FXstreet.com (Barcelona) - After it reaches fresh six weeks high at 1.3157, the EUR/USD has begun a consolidation movement, falling to 1.3085 and holding the pair above the 1.3100 level in the last hour.

Currently, the pair is trading above the 1.3100 level, around the 1.3115/25 band. If the pair confirm the uptrend and go above the 1.3157, the pair will find resistance at 1.3180, then next level comes at 1.3325 (Jan 28 high). The Euro, however, is overbought on the hourly chart, and a slight correction downwards should not be discarded. First support comes at 1.3070/90 area, and below there intra-day low at 1.2985; swinging lower than that would increase selling pressure towards 1.2933 support level.

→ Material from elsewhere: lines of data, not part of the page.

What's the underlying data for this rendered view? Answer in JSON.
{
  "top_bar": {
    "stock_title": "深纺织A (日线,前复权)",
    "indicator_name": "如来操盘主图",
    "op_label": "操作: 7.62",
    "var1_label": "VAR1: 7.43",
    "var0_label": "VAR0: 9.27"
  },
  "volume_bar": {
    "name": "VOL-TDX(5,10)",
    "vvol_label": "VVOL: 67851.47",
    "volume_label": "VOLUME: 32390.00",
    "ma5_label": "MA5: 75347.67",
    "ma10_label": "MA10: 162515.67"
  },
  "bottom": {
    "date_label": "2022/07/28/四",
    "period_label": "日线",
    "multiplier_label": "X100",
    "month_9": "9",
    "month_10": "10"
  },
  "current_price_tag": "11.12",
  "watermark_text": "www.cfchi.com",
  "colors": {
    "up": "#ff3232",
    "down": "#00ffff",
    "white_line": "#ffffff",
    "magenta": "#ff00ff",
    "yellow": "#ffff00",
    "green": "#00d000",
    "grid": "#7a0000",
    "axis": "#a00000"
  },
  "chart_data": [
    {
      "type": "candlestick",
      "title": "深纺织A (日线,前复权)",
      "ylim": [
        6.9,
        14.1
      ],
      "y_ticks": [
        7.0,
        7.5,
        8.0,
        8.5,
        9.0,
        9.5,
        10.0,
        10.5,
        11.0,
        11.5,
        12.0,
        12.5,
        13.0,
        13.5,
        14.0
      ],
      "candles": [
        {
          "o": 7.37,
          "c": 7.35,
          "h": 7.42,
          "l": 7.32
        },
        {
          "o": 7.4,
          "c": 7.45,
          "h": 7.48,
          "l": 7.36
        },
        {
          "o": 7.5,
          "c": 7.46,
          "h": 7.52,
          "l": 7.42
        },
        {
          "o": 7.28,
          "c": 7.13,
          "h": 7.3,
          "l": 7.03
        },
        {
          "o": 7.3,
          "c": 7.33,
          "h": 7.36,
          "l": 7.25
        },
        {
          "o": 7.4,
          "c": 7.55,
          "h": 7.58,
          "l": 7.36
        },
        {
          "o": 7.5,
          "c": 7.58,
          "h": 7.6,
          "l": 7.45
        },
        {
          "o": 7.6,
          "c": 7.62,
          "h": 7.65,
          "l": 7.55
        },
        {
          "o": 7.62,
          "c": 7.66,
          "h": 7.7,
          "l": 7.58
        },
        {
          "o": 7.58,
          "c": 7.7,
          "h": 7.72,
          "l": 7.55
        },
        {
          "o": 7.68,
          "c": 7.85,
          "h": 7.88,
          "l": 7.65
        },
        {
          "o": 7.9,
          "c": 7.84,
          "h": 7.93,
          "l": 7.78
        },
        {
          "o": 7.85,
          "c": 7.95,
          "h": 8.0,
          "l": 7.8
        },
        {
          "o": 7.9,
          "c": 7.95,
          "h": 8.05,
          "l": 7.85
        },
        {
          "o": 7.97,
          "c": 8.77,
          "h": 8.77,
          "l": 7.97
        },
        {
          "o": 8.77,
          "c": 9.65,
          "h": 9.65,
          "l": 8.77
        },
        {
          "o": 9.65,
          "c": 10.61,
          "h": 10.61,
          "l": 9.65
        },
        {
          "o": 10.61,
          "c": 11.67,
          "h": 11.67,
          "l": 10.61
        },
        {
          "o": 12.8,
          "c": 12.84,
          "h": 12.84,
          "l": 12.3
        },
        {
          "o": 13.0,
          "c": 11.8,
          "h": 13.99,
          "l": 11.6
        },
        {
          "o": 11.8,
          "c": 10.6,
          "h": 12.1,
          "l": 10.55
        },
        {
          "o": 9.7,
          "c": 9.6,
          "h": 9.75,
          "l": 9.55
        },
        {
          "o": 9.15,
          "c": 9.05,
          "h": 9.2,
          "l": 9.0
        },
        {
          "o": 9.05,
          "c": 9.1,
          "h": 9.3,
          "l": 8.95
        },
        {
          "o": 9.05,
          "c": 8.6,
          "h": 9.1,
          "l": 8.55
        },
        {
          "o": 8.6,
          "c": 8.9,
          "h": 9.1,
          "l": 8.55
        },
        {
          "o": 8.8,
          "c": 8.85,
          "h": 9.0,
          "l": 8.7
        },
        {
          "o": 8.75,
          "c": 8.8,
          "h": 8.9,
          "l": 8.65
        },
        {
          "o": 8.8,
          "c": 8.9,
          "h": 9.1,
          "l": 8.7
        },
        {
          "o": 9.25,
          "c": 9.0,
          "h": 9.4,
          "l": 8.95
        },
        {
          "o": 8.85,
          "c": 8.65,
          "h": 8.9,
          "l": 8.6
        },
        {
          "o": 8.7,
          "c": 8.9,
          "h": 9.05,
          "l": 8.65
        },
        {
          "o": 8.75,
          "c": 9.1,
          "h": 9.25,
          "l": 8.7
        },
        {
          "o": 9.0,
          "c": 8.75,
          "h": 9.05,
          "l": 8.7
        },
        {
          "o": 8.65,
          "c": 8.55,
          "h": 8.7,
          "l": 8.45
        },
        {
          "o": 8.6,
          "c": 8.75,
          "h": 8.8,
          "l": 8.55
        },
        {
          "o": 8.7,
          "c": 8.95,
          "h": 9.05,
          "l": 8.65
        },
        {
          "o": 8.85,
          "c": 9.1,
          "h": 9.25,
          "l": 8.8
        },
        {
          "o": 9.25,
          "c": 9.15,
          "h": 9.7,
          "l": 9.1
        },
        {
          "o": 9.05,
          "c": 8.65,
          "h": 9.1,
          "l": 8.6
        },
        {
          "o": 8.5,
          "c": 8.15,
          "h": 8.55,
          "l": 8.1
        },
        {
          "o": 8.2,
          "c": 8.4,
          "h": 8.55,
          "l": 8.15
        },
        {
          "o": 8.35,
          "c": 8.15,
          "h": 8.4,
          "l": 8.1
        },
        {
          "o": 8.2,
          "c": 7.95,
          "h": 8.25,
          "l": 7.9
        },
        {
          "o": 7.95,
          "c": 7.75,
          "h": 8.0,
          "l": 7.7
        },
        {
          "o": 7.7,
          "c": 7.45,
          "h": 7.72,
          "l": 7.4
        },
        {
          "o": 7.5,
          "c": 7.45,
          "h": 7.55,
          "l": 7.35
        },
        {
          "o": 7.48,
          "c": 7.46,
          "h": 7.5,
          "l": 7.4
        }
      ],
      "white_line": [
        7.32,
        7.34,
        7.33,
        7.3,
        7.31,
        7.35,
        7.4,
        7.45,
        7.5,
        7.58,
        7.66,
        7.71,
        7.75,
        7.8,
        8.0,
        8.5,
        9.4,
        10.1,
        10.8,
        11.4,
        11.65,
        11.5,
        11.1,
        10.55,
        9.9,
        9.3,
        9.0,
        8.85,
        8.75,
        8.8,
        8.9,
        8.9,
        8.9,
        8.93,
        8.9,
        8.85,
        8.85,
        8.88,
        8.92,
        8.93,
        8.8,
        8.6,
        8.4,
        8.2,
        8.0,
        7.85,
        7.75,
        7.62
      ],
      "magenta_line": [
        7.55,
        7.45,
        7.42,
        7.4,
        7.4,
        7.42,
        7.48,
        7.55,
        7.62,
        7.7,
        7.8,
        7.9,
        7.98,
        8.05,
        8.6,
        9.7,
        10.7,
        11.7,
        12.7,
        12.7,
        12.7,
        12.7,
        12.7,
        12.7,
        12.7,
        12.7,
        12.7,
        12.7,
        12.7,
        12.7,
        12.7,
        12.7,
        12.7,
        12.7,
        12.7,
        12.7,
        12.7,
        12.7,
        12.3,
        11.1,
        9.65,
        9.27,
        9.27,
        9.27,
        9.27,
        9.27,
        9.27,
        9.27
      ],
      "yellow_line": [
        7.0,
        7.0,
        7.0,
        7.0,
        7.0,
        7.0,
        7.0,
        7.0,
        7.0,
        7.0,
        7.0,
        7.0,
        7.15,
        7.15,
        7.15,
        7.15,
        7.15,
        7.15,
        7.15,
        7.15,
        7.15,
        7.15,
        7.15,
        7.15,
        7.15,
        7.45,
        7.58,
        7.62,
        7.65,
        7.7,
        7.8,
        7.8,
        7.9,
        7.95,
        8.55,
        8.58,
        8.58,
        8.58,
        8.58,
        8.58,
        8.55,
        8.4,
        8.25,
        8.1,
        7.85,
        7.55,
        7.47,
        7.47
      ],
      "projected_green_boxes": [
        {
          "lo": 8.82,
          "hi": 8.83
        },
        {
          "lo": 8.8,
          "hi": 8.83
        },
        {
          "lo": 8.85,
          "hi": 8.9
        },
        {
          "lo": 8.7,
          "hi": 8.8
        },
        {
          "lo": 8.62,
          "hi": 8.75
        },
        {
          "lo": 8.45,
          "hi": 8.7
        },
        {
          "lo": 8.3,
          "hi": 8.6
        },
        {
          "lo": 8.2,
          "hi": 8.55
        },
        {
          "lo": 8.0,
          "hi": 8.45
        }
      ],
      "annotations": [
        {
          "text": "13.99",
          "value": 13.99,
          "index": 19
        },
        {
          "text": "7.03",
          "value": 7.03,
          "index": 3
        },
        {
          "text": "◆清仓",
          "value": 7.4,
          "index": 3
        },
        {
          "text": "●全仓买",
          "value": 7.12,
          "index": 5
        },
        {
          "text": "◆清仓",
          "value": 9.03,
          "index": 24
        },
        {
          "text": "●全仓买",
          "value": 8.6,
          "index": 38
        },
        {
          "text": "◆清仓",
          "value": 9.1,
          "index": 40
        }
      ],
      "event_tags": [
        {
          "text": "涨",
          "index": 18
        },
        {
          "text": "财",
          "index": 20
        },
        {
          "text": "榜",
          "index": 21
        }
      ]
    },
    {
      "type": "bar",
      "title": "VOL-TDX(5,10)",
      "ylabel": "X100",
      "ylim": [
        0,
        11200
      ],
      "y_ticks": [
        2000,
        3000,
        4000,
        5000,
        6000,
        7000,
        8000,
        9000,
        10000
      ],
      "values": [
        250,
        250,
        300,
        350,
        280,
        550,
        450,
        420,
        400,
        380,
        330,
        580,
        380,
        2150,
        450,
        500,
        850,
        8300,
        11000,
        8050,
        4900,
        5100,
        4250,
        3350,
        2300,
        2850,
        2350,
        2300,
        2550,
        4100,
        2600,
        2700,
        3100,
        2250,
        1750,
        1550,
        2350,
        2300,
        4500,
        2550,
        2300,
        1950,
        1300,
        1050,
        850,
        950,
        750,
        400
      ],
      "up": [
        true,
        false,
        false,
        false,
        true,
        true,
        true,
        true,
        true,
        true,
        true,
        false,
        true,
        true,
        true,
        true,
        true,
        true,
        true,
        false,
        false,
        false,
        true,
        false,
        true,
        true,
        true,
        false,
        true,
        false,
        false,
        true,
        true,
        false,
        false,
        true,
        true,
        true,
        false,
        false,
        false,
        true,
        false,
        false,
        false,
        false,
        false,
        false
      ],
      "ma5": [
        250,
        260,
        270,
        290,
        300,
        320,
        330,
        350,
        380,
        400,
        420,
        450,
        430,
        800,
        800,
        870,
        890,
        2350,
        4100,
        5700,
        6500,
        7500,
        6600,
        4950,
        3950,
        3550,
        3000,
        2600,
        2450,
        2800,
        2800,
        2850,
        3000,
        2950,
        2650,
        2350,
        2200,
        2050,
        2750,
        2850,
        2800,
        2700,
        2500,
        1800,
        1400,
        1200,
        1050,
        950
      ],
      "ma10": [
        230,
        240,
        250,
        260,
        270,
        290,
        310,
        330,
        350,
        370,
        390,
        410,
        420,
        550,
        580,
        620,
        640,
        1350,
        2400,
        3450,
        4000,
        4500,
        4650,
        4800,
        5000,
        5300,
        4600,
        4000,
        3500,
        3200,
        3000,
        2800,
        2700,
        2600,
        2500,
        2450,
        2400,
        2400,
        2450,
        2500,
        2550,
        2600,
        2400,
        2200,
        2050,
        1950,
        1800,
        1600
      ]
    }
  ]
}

According to Valeria Bednarik, FXstreet.com Collaborator, the pair above the 1.3100 level is an important topic to look: Despite Wall Street remains negative, the pair has break above technical key levels and set bases at 1.3100. 4 hours charts suggest further rises from actual level despite smaller time frames seems a bit over bought. Corrections to the downside should remain contained by the 1.3000 key inflexion point. From actual price, resistances will be at 1.3144, 1.3178 and 1.3210/20 zone. Supports on the other hand, will be at the 1.3100 zone, 1.3070 and 1.3025. Daily charts show the pair is about to break the 20 SMA, so a clear close above it, will confirm further continuation. Indicators also showing probable upside bias, that if holds, will send tie pair to test the 1.3300 zone. Under 1.3000 further appreciations will be deny.